Eleanor looked devastated, so Rose said, ‘I’ll just put my sketch pad away then come down for tea.’

Eleanor watched her, clutching her sketches as she walked up the stairs. There was something wrong. Rose was usually very anxious to show her mother the drawings she had done while she was out. Something was not right.

They chatted pleasantly over tea and discussed the upcoming fundraiser for the new church roof. Rose was having some of her small watercolours framed for sale. She brought a selection downstairs so they could decide which ones would be best, but left her pad with her drawings from the day up in her room.

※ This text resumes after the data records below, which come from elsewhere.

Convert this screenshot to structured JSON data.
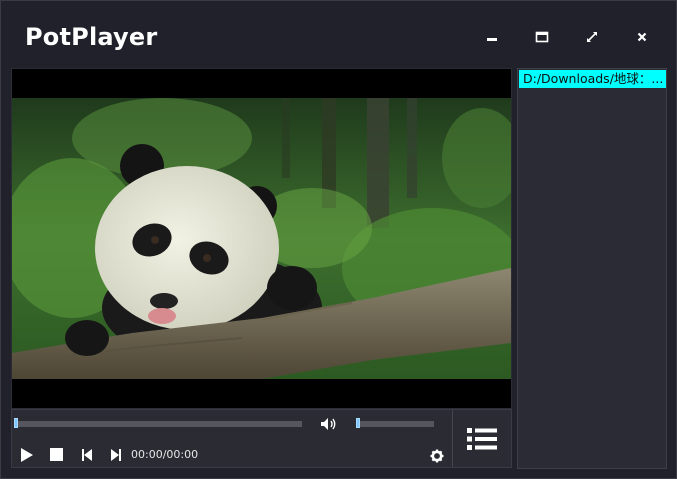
{
  "app": {
    "title": "PotPlayer"
  },
  "window_controls": {
    "icons": [
      "minimize-icon",
      "maximize-icon",
      "fullscreen-icon",
      "close-icon"
    ]
  },
  "player": {
    "time_display": "00:00/00:00",
    "seek_progress": 0,
    "volume_level": 0,
    "icons": [
      "speaker-icon",
      "play-icon",
      "stop-icon",
      "previous-icon",
      "next-icon",
      "settings-icon",
      "playlist-icon"
    ]
  },
  "playlist": {
    "items": [
      {
        "label": "D:/Downloads/地球：...",
        "selected": true
      }
    ]
  },
  "colors": {
    "window_bg": "#20212a",
    "selection_bg": "#00ffff",
    "knob": "#7fc6ff"
  }
}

Later that evening, Rose went for a drive with her father. The Catholic bishop was sick and John was called out to the palace. Rose went along so she could sit in the kitchen of the impressively large, if somewhat ugly building, where she would be fed biscuits and gossip by the old housekeeper, just as she had done since she was a child.

And John treasured these outings with his beautiful daughter. John had adapted better to Rose’s maturing than Eleanor had. Their relationship, if anything, had blossomed over the years and when Eleanor saw it she felt a pain and sense of estrangement that somehow she felt powerless to reverse.

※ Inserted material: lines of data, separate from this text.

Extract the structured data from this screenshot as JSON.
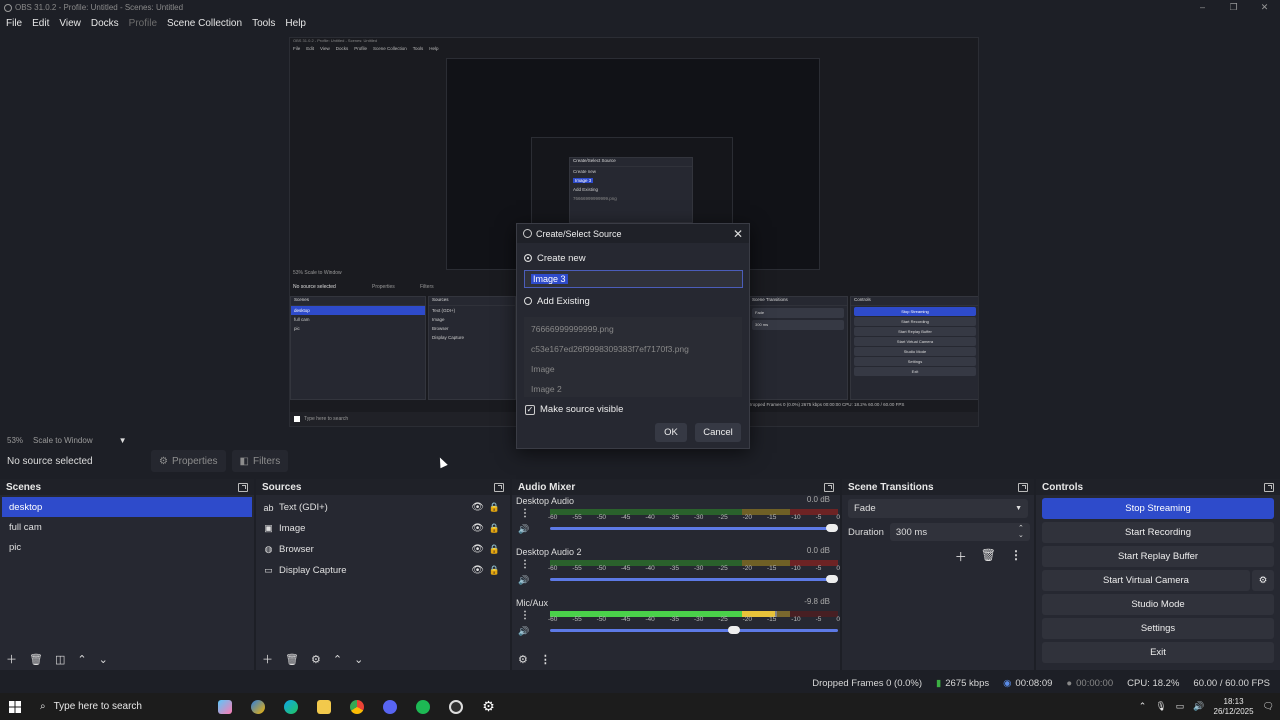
{
  "window": {
    "title": "OBS 31.0.2 - Profile: Untitled - Scenes: Untitled",
    "controls": [
      "–",
      "❐",
      "✕"
    ]
  },
  "menu": {
    "items": [
      "File",
      "Edit",
      "View",
      "Docks",
      "Profile",
      "Scene Collection",
      "Tools",
      "Help"
    ]
  },
  "preview_snapshot": {
    "title": "OBS 31.0.2 - Profile: Untitled - Scenes: Untitled",
    "menu": [
      "File",
      "Edit",
      "View",
      "Docks",
      "Profile",
      "Scene Collection",
      "Tools",
      "Help"
    ],
    "scale": "53%  Scale to Window",
    "no_source": "No source selected",
    "properties": "Properties",
    "filters": "Filters",
    "scenes_title": "Scenes",
    "scenes": [
      "desktop",
      "full cam",
      "pic"
    ],
    "sources_title": "Sources",
    "sources": [
      "Text (GDI+)",
      "Image",
      "Browser",
      "Display Capture"
    ],
    "transitions_title": "Scene Transitions",
    "transition": "Fade",
    "duration": "300 ms",
    "controls_title": "Controls",
    "controls": [
      "Stop Streaming",
      "Start Recording",
      "Start Replay Buffer",
      "Start Virtual Camera",
      "Studio Mode",
      "Settings",
      "Exit"
    ],
    "status": "Dropped Frames 0 (0.0%)   2675 kbps   00:00:00   CPU: 18.2%   60.00 / 60.00 FPS",
    "search": "Type here to search",
    "dlg_title": "Create/Select Source",
    "dlg_create": "Create new",
    "dlg_name": "Image 3",
    "dlg_existing": "Add Existing",
    "dlg_item": "76666999999999.png"
  },
  "scale_bar": {
    "zoom": "53%",
    "mode": "Scale to Window"
  },
  "context": {
    "no_source": "No source selected",
    "properties": "Properties",
    "filters": "Filters"
  },
  "scenes": {
    "title": "Scenes",
    "items": [
      "desktop",
      "full cam",
      "pic"
    ],
    "selected": "desktop"
  },
  "sources": {
    "title": "Sources",
    "items": [
      {
        "name": "Text (GDI+)",
        "icon": "text-icon"
      },
      {
        "name": "Image",
        "icon": "image-icon"
      },
      {
        "name": "Browser",
        "icon": "globe-icon"
      },
      {
        "name": "Display Capture",
        "icon": "monitor-icon"
      }
    ]
  },
  "audio": {
    "title": "Audio Mixer",
    "ticks": [
      "-60",
      "-55",
      "-50",
      "-45",
      "-40",
      "-35",
      "-30",
      "-25",
      "-20",
      "-15",
      "-10",
      "-5",
      "0"
    ],
    "channels": [
      {
        "name": "Desktop Audio",
        "db": "0.0 dB",
        "level": 0,
        "volume": 1.0
      },
      {
        "name": "Desktop Audio 2",
        "db": "0.0 dB",
        "level": 0,
        "volume": 1.0
      },
      {
        "name": "Mic/Aux",
        "db": "-9.8 dB",
        "level": 0.78,
        "volume": 0.66
      }
    ]
  },
  "transitions": {
    "title": "Scene Transitions",
    "selected": "Fade",
    "duration_label": "Duration",
    "duration": "300 ms"
  },
  "controls": {
    "title": "Controls",
    "buttons": [
      "Stop Streaming",
      "Start Recording",
      "Start Replay Buffer",
      "Start Virtual Camera",
      "Studio Mode",
      "Settings",
      "Exit"
    ],
    "active": "Stop Streaming"
  },
  "status": {
    "dropped": "Dropped Frames 0 (0.0%)",
    "kbps": "2675 kbps",
    "stream_time": "00:08:09",
    "rec_time": "00:00:00",
    "cpu": "CPU: 18.2%",
    "fps": "60.00 / 60.00 FPS"
  },
  "taskbar": {
    "search_placeholder": "Type here to search",
    "time": "18:13",
    "date": "26/12/2025"
  },
  "dialog": {
    "title": "Create/Select Source",
    "create_new": "Create new",
    "new_name": "Image 3",
    "add_existing": "Add Existing",
    "existing": [
      "76666999999999.png",
      "c53e167ed26f9998309383f7ef7170f3.png",
      "Image",
      "Image 2"
    ],
    "make_visible": "Make source visible",
    "ok": "OK",
    "cancel": "Cancel"
  },
  "colors": {
    "accent": "#2e4bcb",
    "bg": "#1d1f26",
    "panel": "#262831"
  }
}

As soon as the car pulled out of the drive, Eleanor rushed up to Rose’s room, and grabbed her sketchbook from the bureau by the window. She quickly flicked through to the last pages and was relieved to see the usual pictures. There was a sparsely drawn page spotted with poppies, the next had intricate sketches of wildflowers, another page was generously swiped with black charcoal marks identifiable as blades of grass, and then a close-up of a tree trunk that was so extraordinarily detailed Eleanor leaned in to look closer. As she did, she noticed that the page was standing back slightly from the spine. Rose’s sketch pads were made of thick, expensive paper. They bought them by post from a supplier in Dublin. Eleanor held the pad close to her face and carefully studied the spine. There was a sliver of black space. The page after the tree trunk had been torn out.

Eleanor checked the dustbin where Rose threw her discarded work. It was empty. She ran downstairs to check the kindling basket where Rose sometimes put her paper waste – also empty. She hared back upstairs and began opening and closing drawers. She searched behind the bureau, lifted the cushions on the window seat and the rug until, finally, she found it, under the bed. A sheet, hurriedly thrown, discarded like lost rubbish. However, the mere fact it had been hidden told Eleanor that it was far from rubbish. It was a secret. When she lifted the page and saw what it contained, her worst fears came to life.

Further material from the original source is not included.